Citation would be nice. From my experience restart sometimes is required. When model gets unstable and 'explodes', or gets stuck in some local minima. This is common with GANs. I usually rollback the model a bit, but keep the latest discriminator. So that discriminator 'knows' what to expect. It works in most cases, except for the 'fatality', when model blows up no matter what. That's the end of training.
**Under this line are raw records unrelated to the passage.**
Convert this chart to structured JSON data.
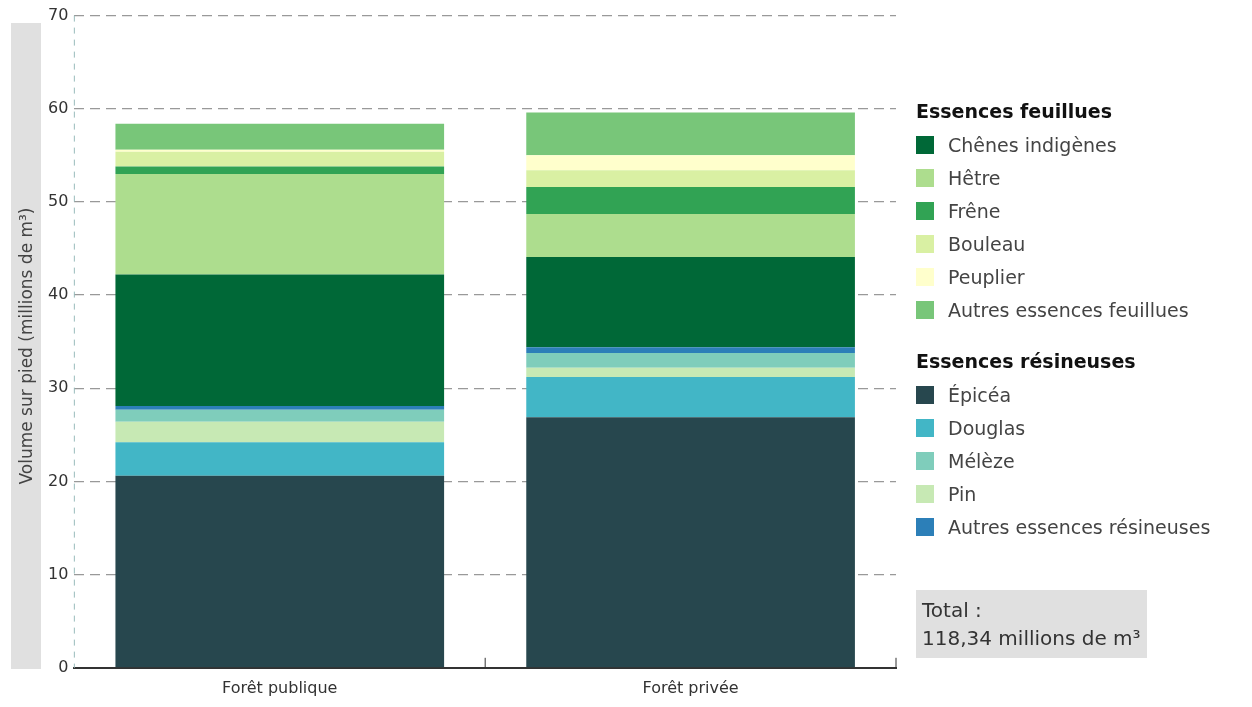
{
  "chart_data": {
    "type": "bar",
    "stacked": true,
    "ylabel": "Volume sur pied (millions de m³)",
    "categories": [
      "Forêt publique",
      "Forêt privée"
    ],
    "series": [
      {
        "name": "Épicéa",
        "color": "#27474e",
        "values": [
          20.6,
          26.9
        ]
      },
      {
        "name": "Douglas",
        "color": "#42b6c6",
        "values": [
          3.6,
          4.3
        ]
      },
      {
        "name": "Pin",
        "color": "#c7e9b4",
        "values": [
          2.2,
          1.0
        ]
      },
      {
        "name": "Mélèze",
        "color": "#7fcdbb",
        "values": [
          1.3,
          1.6
        ]
      },
      {
        "name": "Autres essences résineuses",
        "color": "#2c7fb8",
        "values": [
          0.4,
          0.6
        ]
      },
      {
        "name": "Chênes indigènes",
        "color": "#006837",
        "values": [
          14.1,
          9.7
        ]
      },
      {
        "name": "Hêtre",
        "color": "#addd8e",
        "values": [
          10.8,
          4.6
        ]
      },
      {
        "name": "Frêne",
        "color": "#31a354",
        "values": [
          0.8,
          2.9
        ]
      },
      {
        "name": "Bouleau",
        "color": "#d9f0a3",
        "values": [
          1.6,
          1.8
        ]
      },
      {
        "name": "Peuplier",
        "color": "#ffffcc",
        "values": [
          0.2,
          1.6
        ]
      },
      {
        "name": "Autres essences feuillues",
        "color": "#78c679",
        "values": [
          2.8,
          4.6
        ]
      }
    ],
    "ylim": [
      0,
      70
    ],
    "yticks": [
      0,
      10,
      20,
      30,
      40,
      50,
      60,
      70
    ],
    "grid": "y",
    "legend": "right",
    "annotations": [
      "Essences feuillues",
      "Essences résineuses",
      "Total :\n118,34 millions de m³"
    ]
  }
}
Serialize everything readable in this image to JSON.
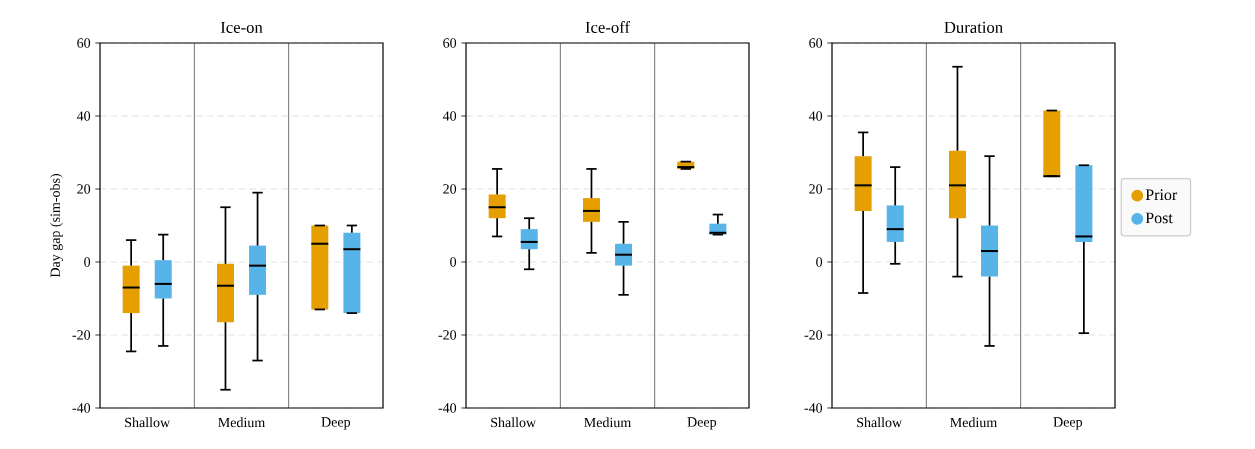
{
  "chart_data": [
    {
      "type": "box",
      "title": "Ice-on",
      "ylabel": "Day gap (sim-obs)",
      "categories": [
        "Shallow",
        "Medium",
        "Deep"
      ],
      "ylim": [
        -40,
        60
      ],
      "yticks": [
        -40,
        -20,
        0,
        20,
        40,
        60
      ],
      "grid": "y",
      "series": [
        {
          "color": "#e69f00",
          "boxes": [
            {
              "low": -24.5,
              "q1": -14,
              "median": -7,
              "q3": -1,
              "high": 6
            },
            {
              "low": -35,
              "q1": -16.5,
              "median": -6.5,
              "q3": -0.5,
              "high": 15
            },
            {
              "low": -13,
              "q1": -13,
              "median": 5,
              "q3": 10,
              "high": 10
            }
          ]
        },
        {
          "color": "#56b4e9",
          "boxes": [
            {
              "low": -23,
              "q1": -10,
              "median": -6,
              "q3": 0.5,
              "high": 7.5
            },
            {
              "low": -27,
              "q1": -9,
              "median": -1,
              "q3": 4.5,
              "high": 19
            },
            {
              "low": -14,
              "q1": -14,
              "median": 3.5,
              "q3": 8,
              "high": 10
            }
          ]
        }
      ]
    },
    {
      "type": "box",
      "title": "Ice-off",
      "categories": [
        "Shallow",
        "Medium",
        "Deep"
      ],
      "ylim": [
        -40,
        60
      ],
      "yticks": [
        -40,
        -20,
        0,
        20,
        40,
        60
      ],
      "grid": "y",
      "series": [
        {
          "color": "#e69f00",
          "boxes": [
            {
              "low": 7,
              "q1": 12,
              "median": 15,
              "q3": 18.5,
              "high": 25.5
            },
            {
              "low": 2.5,
              "q1": 11,
              "median": 14,
              "q3": 17.5,
              "high": 25.5
            },
            {
              "low": 25.5,
              "q1": 25.5,
              "median": 26,
              "q3": 27.5,
              "high": 27.5
            }
          ]
        },
        {
          "color": "#56b4e9",
          "boxes": [
            {
              "low": -2,
              "q1": 3.5,
              "median": 5.5,
              "q3": 9,
              "high": 12
            },
            {
              "low": -9,
              "q1": -1,
              "median": 2,
              "q3": 5,
              "high": 11
            },
            {
              "low": 7.5,
              "q1": 7.5,
              "median": 8,
              "q3": 10.5,
              "high": 13
            }
          ]
        }
      ]
    },
    {
      "type": "box",
      "title": "Duration",
      "categories": [
        "Shallow",
        "Medium",
        "Deep"
      ],
      "ylim": [
        -40,
        60
      ],
      "yticks": [
        -40,
        -20,
        0,
        20,
        40,
        60
      ],
      "grid": "y",
      "legend": "right",
      "series": [
        {
          "name": "Prior",
          "color": "#e69f00",
          "boxes": [
            {
              "low": -8.5,
              "q1": 14,
              "median": 21,
              "q3": 29,
              "high": 35.5
            },
            {
              "low": -4,
              "q1": 12,
              "median": 21,
              "q3": 30.5,
              "high": 53.5
            },
            {
              "low": 23.5,
              "q1": 23.5,
              "median": 23.5,
              "q3": 41.5,
              "high": 41.5
            }
          ]
        },
        {
          "name": "Post",
          "color": "#56b4e9",
          "boxes": [
            {
              "low": -0.5,
              "q1": 5.5,
              "median": 9,
              "q3": 15.5,
              "high": 26
            },
            {
              "low": -23,
              "q1": -4,
              "median": 3,
              "q3": 10,
              "high": 29
            },
            {
              "low": -19.5,
              "q1": 5.5,
              "median": 7,
              "q3": 26.5,
              "high": 26.5
            }
          ]
        }
      ]
    }
  ]
}
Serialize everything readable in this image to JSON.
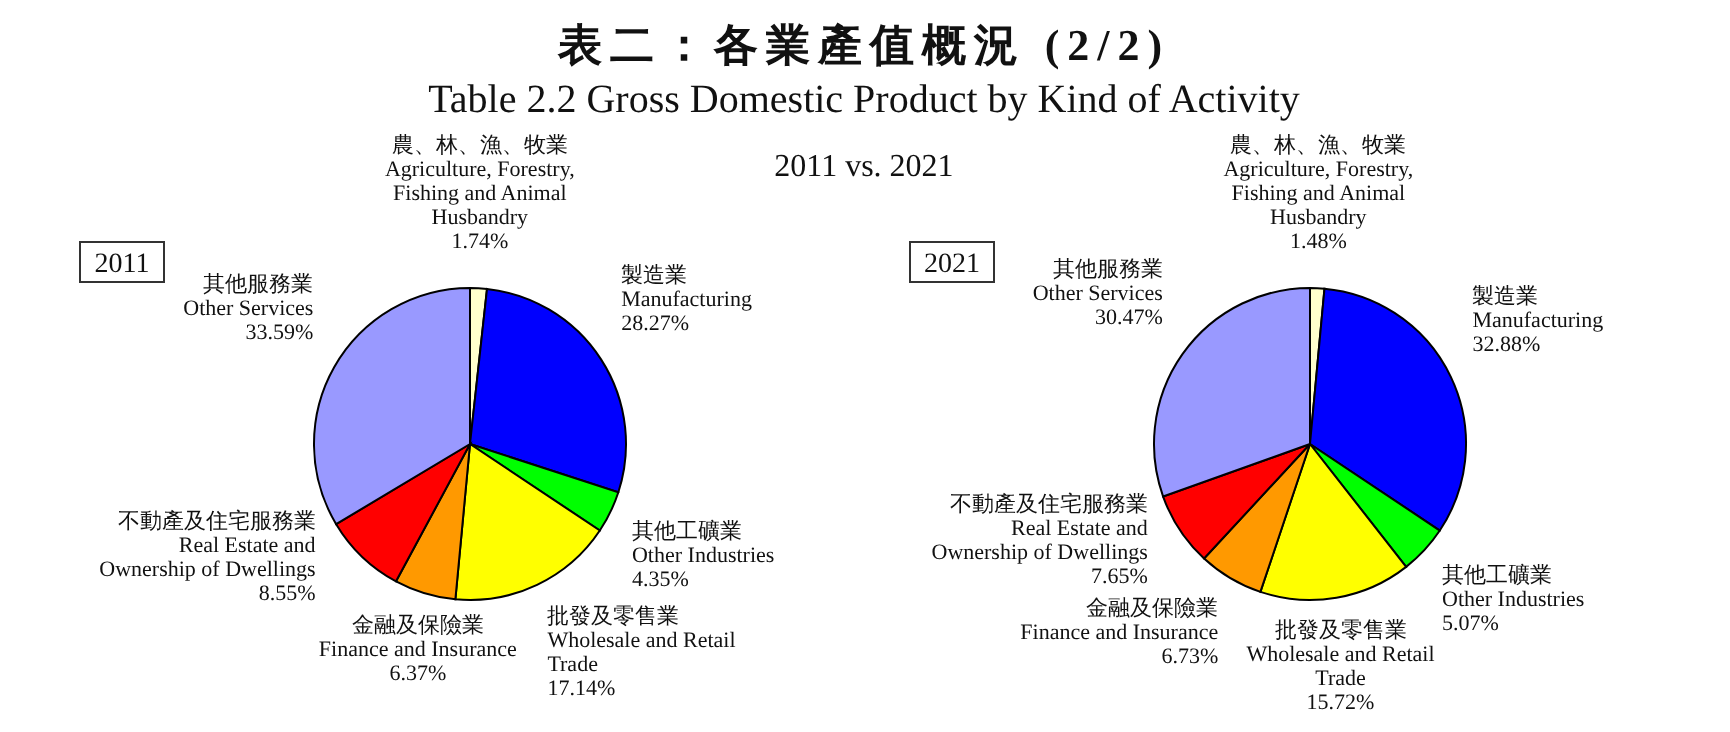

I haven't seen any researcher that supports your contention. SGDR (SGD with restarts) has been shown to work well. https://arxiv.org/abs/1608.03983
You could manually increase the learning rate or change the decay at any time.
The most plausible explanation I've seen (other than the carmack 'sudden grokking' beyond the cutoff idea) is that they're planning to release llama3 sooner than later with some arcitecture changes for even better performance, so it makes sense to dedicate resources there instead.
> It is something I have been wondering about: why did Meta not keep the training process going on while the loss curves seemed to go down?

If I remember correctly, it's because the main reason they trained multiple models was to show a scaling trend. Each model was trained using a chinchilla-optimal mix of model size, cpu amount, and parameter size. The point was to provide an empirical scaling law that could possibly be extrapolated to estimate the performance of more expensive models, like imagine a billion dollar model for which the model size, data size, and cpu amount is picked in the chinchilla optimal ratios.

On small models the chinchilla optimal scaling stops training the model even when the model is still improving.

The problem comes when people are actually using these small llama models rather than treating them as just data points. If you are actually using these models, what you want is one that is trained forever on as many tokens and training time as possible.